Следующим вечером гала «Рудольф Нуреев» взяло реванш за не сверкнувших «Этуалей Оперы». Да и то сказать: в перенасыщенной излишними подробностями хореографии Нуреева (которому французы приписывают и «отредактированного» им Петипа) не расслабишься. Главному виртуозу Оперы Матиасу Эйману досталась вариация поэта из малоизвестного балета «Манфред» на музыку Чайковского, который Нуреев поставил в 1979 году в период своего увлечения Байроном. Душевные смятения героя хореограф перевел на язык больших прыжков, стремительных вращений, широких жестов и невыворотных вторых позиций, призванных показать отчаяние. Эйману, по счастью, хватило и физических сил, чтобы выдержать нагромождение сложностей, и вкуса, чтобы снизить нуреевский пафос.
Этуаль Жермен Луве, красиво сложенный танцовщик с мягким, немужским шагом и несколько флегматичным характером, был предсказуемо хорош в свадебном па-де-де из «Спящей красавицы» с Леонор Болак, равно как и в сцене «Балкон» из «Ромео Джульетты» с Мириам Ульд-Брахам, которая без потерь вернулась из затянувшегося декретного отпуска. Амандин Альбиссон, сопровождаемая Одриком Безаром, превратила белое адажио «Лебединого озера» в оду французской балетной школе. Широкие ронды, прочерченные идеально выворотной породистой стопой, затяжные пируэты, благородные низкие аттитюды, бесконечные руки, идеальные позиции, ни одного шва, ни одного видимого усилия — эту этуаль хоть сейчас можно выпускать в декабрьской «Баядерке». Но дотянется ли до своего высшего уровня остальная труппа (бесчисленные кадрили, корифеи, «сюжеты» и прочие) — большой вопрос. Не говоря уже о том, дозволит ли вирус показать этот грандиозный балет.

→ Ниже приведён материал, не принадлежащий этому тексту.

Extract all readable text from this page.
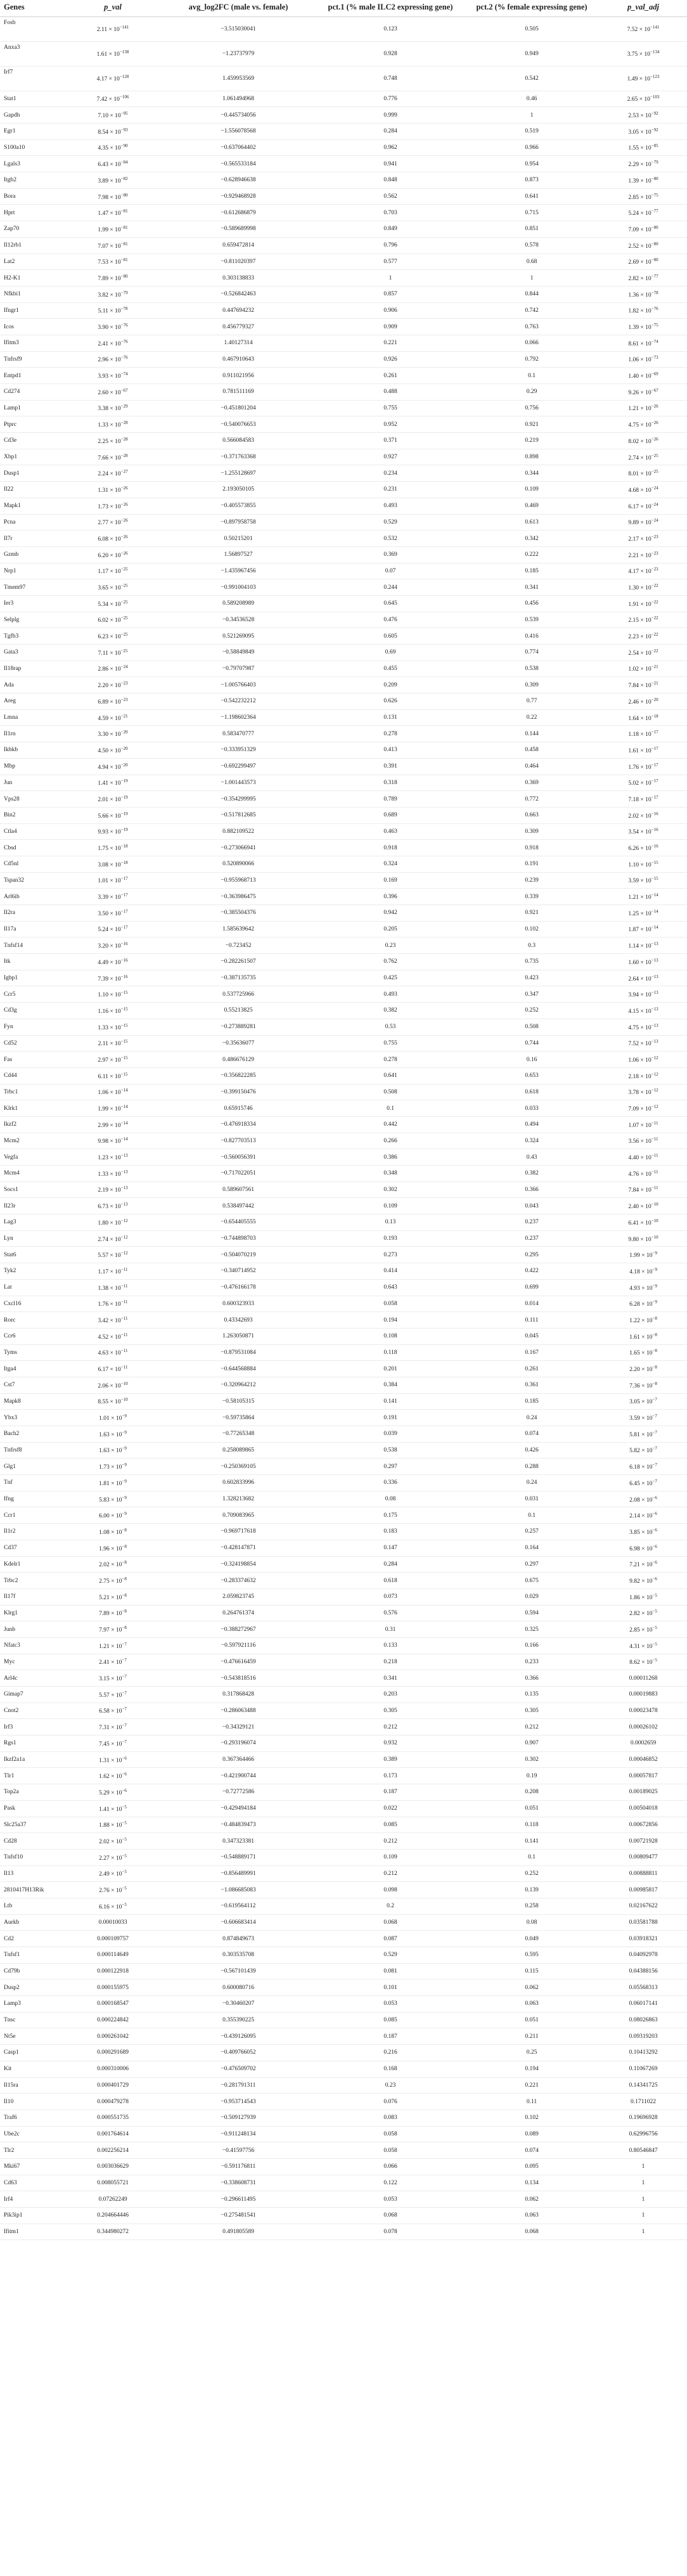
Genes	p_val	avg_log2FC (male vs. female)	pct.1 (% male ILC2 expressing gene)	pct.2 (% female expressing gene)	p_val_adj
Fosb	$2.11 \times 10^{-141}$	−3.515030041	0.123	0.505	$7.52 \times 10^{-141}$
Anxa3	$1.61 \times 10^{-138}$	−1.23737979	0.928	0.949	$3.75 \times 10^{-134}$
Irf7	$4.17 \times 10^{-128}$	1.459953569	0.748	0.542	$1.49 \times 10^{-123}$
Stat1	$7.42 \times 10^{-106}$	1.061494968	0.776	0.46	$2.65 \times 10^{-103}$
Gapdh	$7.10 \times 10^{-95}$	−0.445734056	0.999	1	$2.53 \times 10^{-92}$
Egr1	$8.54 \times 10^{-93}$	−1.556078568	0.284	0.519	$3.05 \times 10^{-92}$
S100a10	$4.35 \times 10^{-90}$	−0.637064402	0.962	0.966	$1.55 \times 10^{-85}$
Lgals3	$6.43 \times 10^{-84}$	−0.565533184	0.941	0.954	$2.29 \times 10^{-79}$
Itgb2	$3.89 \times 10^{-82}$	−0.628946638	0.848	0.873	$1.39 \times 10^{-80}$
Bora	$7.98 \times 10^{-80}$	−0.929468928	0.562	0.641	$2.85 \times 10^{-75}$
Hprt	$1.47 \times 10^{-81}$	−0.612686879	0.703	0.715	$5.24 \times 10^{-77}$
Zap70	$1.99 \times 10^{-81}$	−0.589689998	0.849	0.851	$7.09 \times 10^{-80}$
Il12rb1	$7.07 \times 10^{-81}$	0.659472814	0.796	0.578	$2.52 \times 10^{-80}$
Lat2	$7.53 \times 10^{-81}$	−0.811020397	0.577	0.68	$2.69 \times 10^{-80}$
H2-K1	$7.89 \times 10^{-80}$	0.303138833	1	1	$2.82 \times 10^{-77}$
Nfkbi1	$3.82 \times 10^{-79}$	−0.526842463	0.857	0.844	$1.36 \times 10^{-78}$
Ifngr1	$5.11 \times 10^{-78}$	0.447694232	0.906	0.742	$1.82 \times 10^{-76}$
Icos	$3.90 \times 10^{-76}$	0.456779327	0.909	0.763	$1.39 \times 10^{-75}$
Ifitm3	$2.41 \times 10^{-76}$	1.40127314	0.221	0.066	$8.61 \times 10^{-74}$
Tnfrsf9	$2.96 \times 10^{-76}$	0.467910643	0.926	0.792	$1.06 \times 10^{-73}$
Entpd1	$3.93 \times 10^{-74}$	0.911021956	0.261	0.1	$1.40 \times 10^{-69}$
Cd274	$2.60 \times 10^{-67}$	0.781511169	0.488	0.29	$9.26 \times 10^{-67}$
Lamp1	$3.38 \times 10^{-29}$	−0.451801204	0.755	0.756	$1.21 \times 10^{-26}$
Ptprc	$1.33 \times 10^{-28}$	−0.540076653	0.952	0.921	$4.75 \times 10^{-26}$
Cd3e	$2.25 \times 10^{-28}$	0.566084583	0.371	0.219	$8.02 \times 10^{-26}$
Xbp1	$7.66 \times 10^{-28}$	−0.371763368	0.927	0.898	$2.74 \times 10^{-25}$
Dusp1	$2.24 \times 10^{-27}$	−1.255128697	0.234	0.344	$8.01 \times 10^{-25}$
Il22	$1.31 \times 10^{-26}$	2.193050105	0.231	0.109	$4.68 \times 10^{-24}$
Mapk1	$1.73 \times 10^{-26}$	−0.405573855	0.493	0.469	$6.17 \times 10^{-24}$
Pcna	$2.77 \times 10^{-26}$	−0.897958758	0.529	0.613	$9.89 \times 10^{-24}$
Il7r	$6.08 \times 10^{-26}$	0.50215201	0.532	0.342	$2.17 \times 10^{-23}$
Gzmb	$6.20 \times 10^{-26}$	1.56897527	0.369	0.222	$2.21 \times 10^{-23}$
Nrp1	$1.17 \times 10^{-25}$	−1.435967456	0.07	0.185	$4.17 \times 10^{-23}$
Tmem97	$3.65 \times 10^{-25}$	−0.991004103	0.244	0.341	$1.30 \times 10^{-22}$
Ier3	$5.34 \times 10^{-25}$	0.589208989	0.645	0.456	$1.91 \times 10^{-22}$
Selplg	$6.02 \times 10^{-25}$	−0.34536528	0.476	0.539	$2.15 \times 10^{-22}$
Tgfb3	$6.23 \times 10^{-25}$	0.521269095	0.605	0.416	$2.23 \times 10^{-22}$
Gata3	$7.11 \times 10^{-25}$	−0.58849849	0.69	0.774	$2.54 \times 10^{-22}$
Il18rap	$2.86 \times 10^{-24}$	−0.79707987	0.455	0.538	$1.02 \times 10^{-21}$
Ada	$2.20 \times 10^{-23}$	−1.005766403	0.209	0.309	$7.84 \times 10^{-21}$
Areg	$6.89 \times 10^{-23}$	−0.542232212	0.626	0.77	$2.46 \times 10^{-20}$
Lmna	$4.59 \times 10^{-21}$	−1.198602364	0.131	0.22	$1.64 \times 10^{-18}$
Il1rn	$3.30 \times 10^{-20}$	0.583470777	0.278	0.144	$1.18 \times 10^{-17}$
Ikbkb	$4.50 \times 10^{-20}$	−0.333951329	0.413	0.458	$1.61 \times 10^{-17}$
Mbp	$4.94 \times 10^{-20}$	−0.692299497	0.391	0.464	$1.76 \times 10^{-17}$
Jun	$1.41 \times 10^{-19}$	−1.001443573	0.318	0.369	$5.02 \times 10^{-17}$
Vps28	$2.01 \times 10^{-19}$	−0.354299995	0.789	0.772	$7.18 \times 10^{-17}$
Bin2	$5.66 \times 10^{-19}$	−0.517812685	0.689	0.663	$2.02 \times 10^{-16}$
Ctla4	$9.93 \times 10^{-19}$	0.882109522	0.463	0.309	$3.54 \times 10^{-16}$
Cbsd	$1.75 \times 10^{-18}$	−0.273066941	0.918	0.918	$6.26 \times 10^{-16}$
Cd5nl	$3.08 \times 10^{-18}$	0.520890066	0.324	0.191	$1.10 \times 10^{-15}$
Tspan32	$1.01 \times 10^{-17}$	−0.955968713	0.169	0.239	$3.59 \times 10^{-15}$
Arl6ib	$3.39 \times 10^{-17}$	−0.363986475	0.396	0.339	$1.21 \times 10^{-14}$
Il2ra	$3.50 \times 10^{-17}$	−0.385504376	0.942	0.921	$1.25 \times 10^{-14}$
Il17a	$5.24 \times 10^{-17}$	1.585639642	0.205	0.102	$1.87 \times 10^{-14}$
Tnfsf14	$3.20 \times 10^{-16}$	−0.723452	0.23	0.3	$1.14 \times 10^{-13}$
Itk	$4.49 \times 10^{-16}$	−0.282261507	0.762	0.735	$1.60 \times 10^{-13}$
Igbp1	$7.39 \times 10^{-16}$	−0.387135735	0.425	0.423	$2.64 \times 10^{-13}$
Ccr5	$1.10 \times 10^{-15}$	0.537725966	0.493	0.347	$3.94 \times 10^{-13}$
Cd3g	$1.16 \times 10^{-15}$	0.55213825	0.382	0.252	$4.15 \times 10^{-13}$
Fyn	$1.33 \times 10^{-15}$	−0.273889281	0.53	0.508	$4.75 \times 10^{-13}$
Cd52	$2.11 \times 10^{-15}$	−0.35636077	0.755	0.744	$7.52 \times 10^{-13}$
Fas	$2.97 \times 10^{-15}$	0.486676129	0.278	0.16	$1.06 \times 10^{-12}$
Cd44	$6.11 \times 10^{-15}$	−0.356822285	0.641	0.653	$2.18 \times 10^{-12}$
Trbc1	$1.06 \times 10^{-14}$	−0.399150476	0.508	0.618	$3.78 \times 10^{-12}$
Klrk1	$1.99 \times 10^{-14}$	0.65915746	0.1	0.033	$7.09 \times 10^{-12}$
Ikzf2	$2.99 \times 10^{-14}$	−0.476918334	0.442	0.494	$1.07 \times 10^{-11}$
Mcm2	$9.98 \times 10^{-14}$	−0.827703513	0.266	0.324	$3.56 \times 10^{-11}$
Vegfa	$1.23 \times 10^{-13}$	−0.560056391	0.386	0.43	$4.40 \times 10^{-11}$
Mcm4	$1.33 \times 10^{-13}$	−0.717022051	0.348	0.382	$4.76 \times 10^{-11}$
Socs1	$2.19 \times 10^{-13}$	0.589607561	0.302	0.366	$7.84 \times 10^{-11}$
Il23r	$6.73 \times 10^{-13}$	0.538497442	0.109	0.043	$2.40 \times 10^{-10}$
Lag3	$1.80 \times 10^{-12}$	−0.654405555	0.13	0.237	$6.41 \times 10^{-10}$
Lyn	$2.74 \times 10^{-12}$	−0.744898703	0.193	0.237	$9.80 \times 10^{-10}$
Stat6	$5.57 \times 10^{-12}$	−0.504070219	0.273	0.295	$1.99 \times 10^{-9}$
Tyk2	$1.17 \times 10^{-11}$	−0.340714952	0.414	0.422	$4.18 \times 10^{-9}$
Lat	$1.38 \times 10^{-11}$	−0.476166178	0.643	0.699	$4.93 \times 10^{-9}$
Cxcl16	$1.76 \times 10^{-11}$	0.600323933	0.058	0.014	$6.28 \times 10^{-9}$
Rorc	$3.42 \times 10^{-11}$	0.43342693	0.194	0.111	$1.22 \times 10^{-8}$
Ccr6	$4.52 \times 10^{-11}$	1.263050871	0.108	0.045	$1.61 \times 10^{-8}$
Tyms	$4.63 \times 10^{-11}$	−0.879531084	0.118	0.167	$1.65 \times 10^{-8}$
Itga4	$6.17 \times 10^{-11}$	−0.644568884	0.201	0.261	$2.20 \times 10^{-8}$
Cst7	$2.06 \times 10^{-10}$	−0.320964212	0.384	0.361	$7.36 \times 10^{-8}$
Mapk8	$8.55 \times 10^{-10}$	−0.58105315	0.141	0.185	$3.05 \times 10^{-7}$
Ybx3	$1.01 \times 10^{-9}$	−0.59735864	0.191	0.24	$3.59 \times 10^{-7}$
Bach2	$1.63 \times 10^{-9}$	−0.77265348	0.039	0.074	$5.81 \times 10^{-7}$
Tnfrsf8	$1.63 \times 10^{-9}$	0.258089865	0.538	0.426	$5.82 \times 10^{-7}$
Glg1	$1.73 \times 10^{-9}$	−0.250369105	0.297	0.288	$6.18 \times 10^{-7}$
Tnf	$1.81 \times 10^{-9}$	0.602833996	0.336	0.24	$6.45 \times 10^{-7}$
Ifng	$5.83 \times 10^{-9}$	1.328213682	0.08	0.031	$2.08 \times 10^{-6}$
Ccr1	$6.00 \times 10^{-9}$	0.709083965	0.175	0.1	$2.14 \times 10^{-6}$
Il1r2	$1.08 \times 10^{-8}$	−0.969717618	0.183	0.257	$3.85 \times 10^{-6}$
Cd37	$1.96 \times 10^{-8}$	−0.428147871	0.147	0.164	$6.98 \times 10^{-6}$
Kdelr1	$2.02 \times 10^{-8}$	−0.324198854	0.284	0.297	$7.21 \times 10^{-6}$
Trbc2	$2.75 \times 10^{-8}$	−0.283374632	0.618	0.675	$9.82 \times 10^{-6}$
Il17f	$5.21 \times 10^{-8}$	2.059823745	0.073	0.029	$1.86 \times 10^{-5}$
Klrg1	$7.89 \times 10^{-8}$	0.264761374	0.576	0.594	$2.82 \times 10^{-5}$
Junb	$7.97 \times 10^{-8}$	−0.388272967	0.31	0.325	$2.85 \times 10^{-5}$
Nfatc3	$1.21 \times 10^{-7}$	−0.597921116	0.133	0.166	$4.31 \times 10^{-5}$
Myc	$2.41 \times 10^{-7}$	−0.476616459	0.218	0.233	$8.62 \times 10^{-5}$
Arl4c	$3.15 \times 10^{-7}$	−0.543818516	0.341	0.366	0.00011268
Gimap7	$5.57 \times 10^{-7}$	0.317868428	0.203	0.135	0.00019883
Cnot2	$6.58 \times 10^{-7}$	−0.286063488	0.305	0.305	0.00023478
Irf3	$7.31 \times 10^{-7}$	−0.34329121	0.212	0.212	0.00026102
Rgs1	$7.45 \times 10^{-7}$	−0.293196074	0.932	0.907	0.0002659
Ikzf2a1a	$1.31 \times 10^{-6}$	0.367364466	0.389	0.302	0.00046852
Tlr1	$1.62 \times 10^{-6}$	−0.421900744	0.173	0.19	0.00057817
Top2a	$5.29 \times 10^{-6}$	−0.72772586	0.187	0.208	0.00189025
Pask	$1.41 \times 10^{-5}$	−0.429494184	0.022	0.051	0.00504018
Slc25a37	$1.88 \times 10^{-5}$	−0.484839473	0.085	0.118	0.00672856
Cd28	$2.02 \times 10^{-5}$	0.347323381	0.212	0.141	0.00721928
Tnfsf10	$2.27 \times 10^{-5}$	−0.548889171	0.109	0.1	0.00809477
Il13	$2.49 \times 10^{-5}$	−0.856489991	0.212	0.252	0.00888811
2810417H13Rik	$2.76 \times 10^{-5}$	−1.086685083	0.098	0.139	0.00985817
Ltb	$6.16 \times 10^{-5}$	−0.619564112	0.2	0.258	0.02167622
Aurkb	0.00010033	−0.606683414	0.068	0.08	0.03581788
Cd2	0.000109757	0.874849673	0.087	0.049	0.03918321
Tnfsf1	0.000114649	0.303535708	0.529	0.595	0.04092978
Cd79b	0.000122918	−0.567101439	0.081	0.115	0.04388156
Dusp2	0.000155975	0.600080716	0.101	0.062	0.05568313
Lamp3	0.000168547	−0.30460207	0.053	0.063	0.06017141
Tnsc	0.000224842	0.355390225	0.085	0.051	0.08026863
Nt5e	0.000261042	−0.439126095	0.187	0.211	0.09319203
Casp1	0.000291689	−0.409766052	0.216	0.25	0.10413292
Kit	0.000310006	−0.476509702	0.168	0.194	0.11067269
Il15ra	0.000401729	−0.281791311	0.23	0.221	0.14341725
Il10	0.000479278	−0.953714543	0.076	0.11	0.1711022
Traf6	0.000551735	−0.509127939	0.083	0.102	0.19696928
Ube2c	0.001764614	−0.911248134	0.058	0.089	0.62996756
Tlr2	0.002256214	−0.41597756	0.058	0.074	0.80546847
Mki67	0.003036629	−0.591176811	0.066	0.095	1
Cd63	0.008055721	−0.338608731	0.122	0.134	1
Irf4	0.07262249	−0.296611495	0.053	0.062	1
Pik3ip1	0.204664446	−0.275481541	0.068	0.063	1
Ifitm1	0.344980272	0.491805589	0.078	0.068	1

Но парижские зрители, очевидно, верят в лучшее и не склонны предъявлять претензии к артистам: оба вечера они как никогда были щедры на аплодисменты. По обеим сторонам исчезнувшей рампы всем явно хотелось начать новый сезон с чистого листа, позабыв о забастовках, вирусах и прочих некрасивостях реальной жизни.